„Stille Nacht! Heilige Nacht!“

Das berühmte Weihnachtslied erklang erstmals am 24. Dezember 1818

Urlaub im Berchtesgadener Land. Auf den Spuren von Dieter Freigang, der uns am 27. Januar mit seiner tollen Panoramavision in den wunderschönen Südostzipfel Deutschlands entführte. Zum Watzmann, an den Hintersee, nach Ramsau, an den Königssee mit St. Bartholomä, zum Jenner und ins Tal von Maria Gern. Eine empfehlenswerte Reise!

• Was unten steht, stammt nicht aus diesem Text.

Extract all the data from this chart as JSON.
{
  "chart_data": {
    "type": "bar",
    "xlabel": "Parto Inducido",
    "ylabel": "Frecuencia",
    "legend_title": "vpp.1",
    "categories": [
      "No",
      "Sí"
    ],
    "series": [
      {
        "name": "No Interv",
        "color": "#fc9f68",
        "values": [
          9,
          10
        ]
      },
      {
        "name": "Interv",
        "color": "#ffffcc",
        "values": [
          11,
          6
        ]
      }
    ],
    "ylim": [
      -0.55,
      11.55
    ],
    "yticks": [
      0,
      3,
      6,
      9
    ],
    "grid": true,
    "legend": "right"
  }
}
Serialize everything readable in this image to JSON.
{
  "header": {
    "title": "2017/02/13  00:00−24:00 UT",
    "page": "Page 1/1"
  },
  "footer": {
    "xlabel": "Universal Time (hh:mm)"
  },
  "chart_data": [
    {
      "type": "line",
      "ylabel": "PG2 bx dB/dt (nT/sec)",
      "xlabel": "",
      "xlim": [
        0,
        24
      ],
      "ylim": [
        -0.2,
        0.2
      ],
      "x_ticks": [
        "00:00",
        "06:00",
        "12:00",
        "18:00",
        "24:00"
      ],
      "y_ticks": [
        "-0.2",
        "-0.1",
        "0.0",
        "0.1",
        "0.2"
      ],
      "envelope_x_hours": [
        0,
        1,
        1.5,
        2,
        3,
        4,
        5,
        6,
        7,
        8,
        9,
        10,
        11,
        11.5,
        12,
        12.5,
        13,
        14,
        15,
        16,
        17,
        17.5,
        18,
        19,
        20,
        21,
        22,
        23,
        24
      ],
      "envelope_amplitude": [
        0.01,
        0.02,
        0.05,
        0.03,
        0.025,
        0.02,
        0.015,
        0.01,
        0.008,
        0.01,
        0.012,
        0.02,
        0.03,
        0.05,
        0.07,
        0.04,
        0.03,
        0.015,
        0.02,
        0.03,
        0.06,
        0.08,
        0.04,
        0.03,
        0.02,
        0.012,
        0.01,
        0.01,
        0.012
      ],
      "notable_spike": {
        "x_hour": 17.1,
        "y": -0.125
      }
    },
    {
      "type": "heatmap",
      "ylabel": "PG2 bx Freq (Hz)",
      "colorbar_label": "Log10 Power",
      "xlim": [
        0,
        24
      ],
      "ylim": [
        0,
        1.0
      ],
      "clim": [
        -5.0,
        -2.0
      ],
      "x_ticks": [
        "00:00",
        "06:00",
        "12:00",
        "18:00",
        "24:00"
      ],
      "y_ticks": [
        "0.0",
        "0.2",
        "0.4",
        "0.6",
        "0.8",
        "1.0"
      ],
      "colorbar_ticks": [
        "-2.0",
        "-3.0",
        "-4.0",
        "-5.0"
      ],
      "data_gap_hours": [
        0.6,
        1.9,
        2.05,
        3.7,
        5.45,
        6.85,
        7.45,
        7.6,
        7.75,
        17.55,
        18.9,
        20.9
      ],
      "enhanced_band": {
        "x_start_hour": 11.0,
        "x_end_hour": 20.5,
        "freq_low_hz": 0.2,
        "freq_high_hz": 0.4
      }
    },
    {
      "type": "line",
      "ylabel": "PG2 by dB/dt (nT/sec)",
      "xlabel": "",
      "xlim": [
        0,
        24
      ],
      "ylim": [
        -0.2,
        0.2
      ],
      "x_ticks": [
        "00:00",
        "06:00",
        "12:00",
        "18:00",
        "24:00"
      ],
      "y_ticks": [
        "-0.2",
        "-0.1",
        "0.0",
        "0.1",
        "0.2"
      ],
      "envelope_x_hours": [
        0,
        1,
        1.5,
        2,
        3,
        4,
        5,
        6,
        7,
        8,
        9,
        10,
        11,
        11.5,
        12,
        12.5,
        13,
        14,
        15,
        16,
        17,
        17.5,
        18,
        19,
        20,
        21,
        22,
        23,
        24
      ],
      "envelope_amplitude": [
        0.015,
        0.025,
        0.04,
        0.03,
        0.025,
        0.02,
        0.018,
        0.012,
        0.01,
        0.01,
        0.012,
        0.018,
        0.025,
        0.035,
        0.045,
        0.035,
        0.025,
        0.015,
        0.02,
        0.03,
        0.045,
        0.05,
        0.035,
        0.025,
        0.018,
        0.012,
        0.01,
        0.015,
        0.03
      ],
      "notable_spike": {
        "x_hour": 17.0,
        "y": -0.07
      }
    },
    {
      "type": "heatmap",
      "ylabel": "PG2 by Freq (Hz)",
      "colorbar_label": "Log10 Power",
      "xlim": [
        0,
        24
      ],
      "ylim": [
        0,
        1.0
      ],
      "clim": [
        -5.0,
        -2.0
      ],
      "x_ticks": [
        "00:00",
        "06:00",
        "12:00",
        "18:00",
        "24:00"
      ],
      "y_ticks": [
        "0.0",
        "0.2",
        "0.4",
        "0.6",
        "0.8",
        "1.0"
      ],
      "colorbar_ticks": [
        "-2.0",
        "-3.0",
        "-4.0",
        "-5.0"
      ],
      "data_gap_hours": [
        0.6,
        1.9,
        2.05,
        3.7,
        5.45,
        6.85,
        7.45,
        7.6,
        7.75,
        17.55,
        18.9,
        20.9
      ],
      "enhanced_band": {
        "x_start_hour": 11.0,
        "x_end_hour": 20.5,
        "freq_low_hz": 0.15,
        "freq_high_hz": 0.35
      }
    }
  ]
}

Von Anfang an war auch ein Besuch der Stille-Nacht-Kapelle im österreichischen Oberndorf geplant. Die Idee dazu entstand während der letzten Christvesper in der Wenschtkirche, als Pfr. Dr. Martin Klein über das bekannte 6-strophige Weihnachtslied predigte und der Gemeinde die drei eher unbekannten Verse vorsang. Geplant, getan: Die knapp fünfzig Kilometer von Berchtesgaden nach Oberndorf an der Salzach waren schnell zurückgelegt.

Was aber ist die Faszination dieses inzwischen schon 200 Jahre alten Liedes? Die Botschaft von „Stille Nacht! Heilige Nacht!“ berührt die Menschen überall auf der Welt, bis heute wurde das Lied in gut dreihundert Sprachen und Dialekte übersetzt. Text und Melodie sind geneigt, Erinnerungen an die eigene Kindheit und das Beschütztsein im Elternhaus zu wecken. Das gefühlvolle Lied wurde in beiden Weltkriegen zu einem Friedenslied, nämlich als es am Heiligen Abend über Schützengräben hinweg erklang und derweil an den Fronten die Waffen schwiegen.

„Stille Nacht! Heilige Nacht!“ entstand während der politischen Neuordnung in Europa, in einer Zeit der wirtschaftlichen und gesellschaftlichen Umbrüche und dem Niedergang der Schifffahrt auf der Salzach. Den Menschen im von Deutschland abgetrennten Oberndorf ging es sehr schlecht, sie waren im wahrsten Sinne bettelarm und mussten sich nahezu ausschließlich von Kartoffeln ernähren.

Dann kam der Heilige Abend des Jahres 1818. Die Orgel in der Kirche St. Nikola war plötzlich unbespielbar. Welch eine Aufregung! Joseph Mohr, der Priester im Ort, und Franz Xaver Gruber, der als Organist und Kantor tätig war, rangen für die Mitternachtsmette um eine musikalische Lösung. Der Priester kramte schließlich ein von ihm geschriebenes Gedicht hervor, und dem Musiker kam schnell eine passende Melodie dazu in den Sinn. Beide waren erleichtert. Und so sangen sie das Lied am Abend vor den tiefgläubigen Salzachschiffern und deren Familien. Zweistimmig und nur von Gruber auf der Gitarre begleitet. Das Lied wurde also in einer Notsituation geboren.

Wie aber kam es, dass das Weihnachtslied vom kleinen Ort Oberndorf aus seinen Siegeszug um die ganze Welt antrat? Zu verdanken ist dies zunächst dem Orgelbauer Karl Mauracher, der es im Zillertal verbreitete, und dort lebenden Bauern, die es als fahrende Händler bis nach Leipzig brachten. Von dort gelangte das Lied nach Großbritannien, Russland, Amerika und über Missionare in die ganze Welt. Heute gilt es als eines der bekanntesten und beliebtesten Weihnachtslieder. Und: Seit 2011 steht es sogar auf der Liste des immateriellen Weltkulturerbes der UNESCO!

Nach dem größten Hochwasser aller Zeiten im Jahr 1899, das die Verlegung von Oberndorf an eine höher gelegene Stelle zur Folge hatte, mussten die Bauten im alten Ortsteil wegen schwerer Schäden größtenteils abgerissen werden. So auch die Kirche St. Nikola. Auf dem Hügel des Bauschutts wurde in der Zeit von 1930 bis 1937 die „Gruber-Mohr-Gedächtniskapelle“, die heutige Stille-Nacht-Kapelle, errichtet. Daneben befinden sich ein wirklich sehenswertes Museum, ein Sonderpostamt, eine Gaststätte, ein alter Wasserturm und ein Andenkenladen. Beliebt sind auch die dortigen Historienspiele und der stimmungsvolle Weihnachtsmarkt. Fazit: Ein Besuch des Stille-Nacht-Bezirks in Oberndorf an der Salzach lohnt sich!